Iran struggles to batten down the hatches on the Islamic Republic bubble they hope wont burst. Islamic regimes like communists one's can only work - when information coming in is strictly regulated. Freedom - there seems to be no place for it. The question is now how long can they keep their people in religious bondage.



TEHRAN (AFP)— The Iranian judicial authorities have published a long list of banned Internet websites in a new crackdown on online networks, including those deemed immoral, the press reported on Thursday.

They said the list, drawn up by a "committee of experts," bans any site that contains pornography, prostitution, sexual deviation or anything considered to be "contrary to the morals of society" in the Islamic republic.

Websites containing material "contrary to security and social peace" as well as those seen by the authorities as "hostile to government officials and institutions" bound to lead to "crimes" are also banned.

According to the list published in several Tehran newspapers, anyone found guilty of using such websites could be jailed for several years in line with a law on Internet "offences" passed in parliament more than a year ago.

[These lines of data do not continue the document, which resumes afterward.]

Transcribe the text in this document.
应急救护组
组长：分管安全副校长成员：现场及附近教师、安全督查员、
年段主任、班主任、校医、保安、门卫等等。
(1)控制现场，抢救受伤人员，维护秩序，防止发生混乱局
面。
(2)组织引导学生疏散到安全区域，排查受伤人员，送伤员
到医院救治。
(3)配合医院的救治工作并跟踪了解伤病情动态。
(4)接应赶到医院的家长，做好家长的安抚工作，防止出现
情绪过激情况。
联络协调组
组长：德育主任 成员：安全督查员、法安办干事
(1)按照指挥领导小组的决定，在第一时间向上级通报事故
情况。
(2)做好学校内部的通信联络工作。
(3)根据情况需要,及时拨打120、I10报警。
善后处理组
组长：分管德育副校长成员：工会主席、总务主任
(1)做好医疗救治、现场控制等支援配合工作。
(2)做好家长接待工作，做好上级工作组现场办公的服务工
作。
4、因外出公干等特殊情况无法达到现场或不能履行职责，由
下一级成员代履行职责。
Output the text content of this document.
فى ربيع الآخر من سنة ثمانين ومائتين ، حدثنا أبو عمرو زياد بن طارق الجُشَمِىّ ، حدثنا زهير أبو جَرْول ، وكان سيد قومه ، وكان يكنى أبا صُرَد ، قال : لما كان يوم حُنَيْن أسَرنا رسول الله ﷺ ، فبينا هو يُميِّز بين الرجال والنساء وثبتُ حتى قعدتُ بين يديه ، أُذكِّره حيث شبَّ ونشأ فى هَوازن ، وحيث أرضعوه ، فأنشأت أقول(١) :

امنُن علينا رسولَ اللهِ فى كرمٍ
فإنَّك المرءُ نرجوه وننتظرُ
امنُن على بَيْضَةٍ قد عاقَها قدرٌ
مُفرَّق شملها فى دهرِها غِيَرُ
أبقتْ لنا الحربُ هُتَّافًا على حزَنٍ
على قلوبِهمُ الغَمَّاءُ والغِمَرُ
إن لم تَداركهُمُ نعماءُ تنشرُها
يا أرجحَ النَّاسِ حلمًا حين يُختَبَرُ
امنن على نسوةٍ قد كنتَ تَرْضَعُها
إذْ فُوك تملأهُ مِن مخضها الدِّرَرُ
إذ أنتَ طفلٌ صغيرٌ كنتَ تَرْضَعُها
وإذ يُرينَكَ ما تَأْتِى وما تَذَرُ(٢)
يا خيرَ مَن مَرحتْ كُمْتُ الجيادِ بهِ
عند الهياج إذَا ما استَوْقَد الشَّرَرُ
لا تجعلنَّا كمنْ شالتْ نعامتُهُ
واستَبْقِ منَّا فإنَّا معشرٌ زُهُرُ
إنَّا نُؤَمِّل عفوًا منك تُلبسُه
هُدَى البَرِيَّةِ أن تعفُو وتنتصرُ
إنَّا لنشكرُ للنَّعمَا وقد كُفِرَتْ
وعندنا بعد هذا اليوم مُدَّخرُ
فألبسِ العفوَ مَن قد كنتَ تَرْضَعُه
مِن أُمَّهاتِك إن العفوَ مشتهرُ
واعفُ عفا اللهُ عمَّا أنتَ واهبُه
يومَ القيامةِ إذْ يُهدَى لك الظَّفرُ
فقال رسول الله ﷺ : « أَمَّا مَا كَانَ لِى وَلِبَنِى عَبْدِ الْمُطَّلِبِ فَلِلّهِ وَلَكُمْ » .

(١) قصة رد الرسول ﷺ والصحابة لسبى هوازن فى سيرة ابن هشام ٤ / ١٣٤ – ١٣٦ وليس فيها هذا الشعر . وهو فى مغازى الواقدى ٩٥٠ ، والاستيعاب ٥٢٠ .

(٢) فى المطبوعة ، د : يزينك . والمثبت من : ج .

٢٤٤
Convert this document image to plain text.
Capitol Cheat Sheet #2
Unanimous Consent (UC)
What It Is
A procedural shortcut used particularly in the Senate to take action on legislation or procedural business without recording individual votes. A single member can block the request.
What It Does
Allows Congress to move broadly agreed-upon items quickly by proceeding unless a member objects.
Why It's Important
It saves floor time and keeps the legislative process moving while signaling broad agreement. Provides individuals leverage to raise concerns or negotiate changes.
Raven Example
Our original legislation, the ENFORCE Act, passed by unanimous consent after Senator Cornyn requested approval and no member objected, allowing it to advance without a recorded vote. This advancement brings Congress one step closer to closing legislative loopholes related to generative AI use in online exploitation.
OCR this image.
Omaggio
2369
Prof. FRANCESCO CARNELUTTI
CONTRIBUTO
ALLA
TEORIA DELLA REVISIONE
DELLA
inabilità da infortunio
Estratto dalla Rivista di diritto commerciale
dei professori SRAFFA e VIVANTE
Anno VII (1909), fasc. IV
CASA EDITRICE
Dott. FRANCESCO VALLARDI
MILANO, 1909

Internet users are also prohibited from posting articles that violate "religious values," that "insult Islam and other recognised world religions, saints and prophets," the reports said.

Any articles that "insult Imam Khomeini and supreme leader Ayatollah Ali Khamenei" are banned, the reports added in reference to the founder of the Islamic republic and his successor.

Articles "contrary to the constitution, that support hostile political groups or are used as propaganda against the regime of the Islamic republic" are also banned.

The sale of software that can bypass bypass filter systems used by the authorities is also forbidden, the reports said.

The authorities have tried for years to clamp down on Internet use, frequently blocking access to sites used by opponents of the government and those with sexual content.

The use of the Internet was a central point in the opposition movement against the disputed re-election of President Mahmoud Ahmadinejad in June, with users crowding social networking websites such as Facebook and blogs.

Internet lines, texting services and at times also mobile phone connections have been cut or scrambled since Ahmadinejad's contested re-election.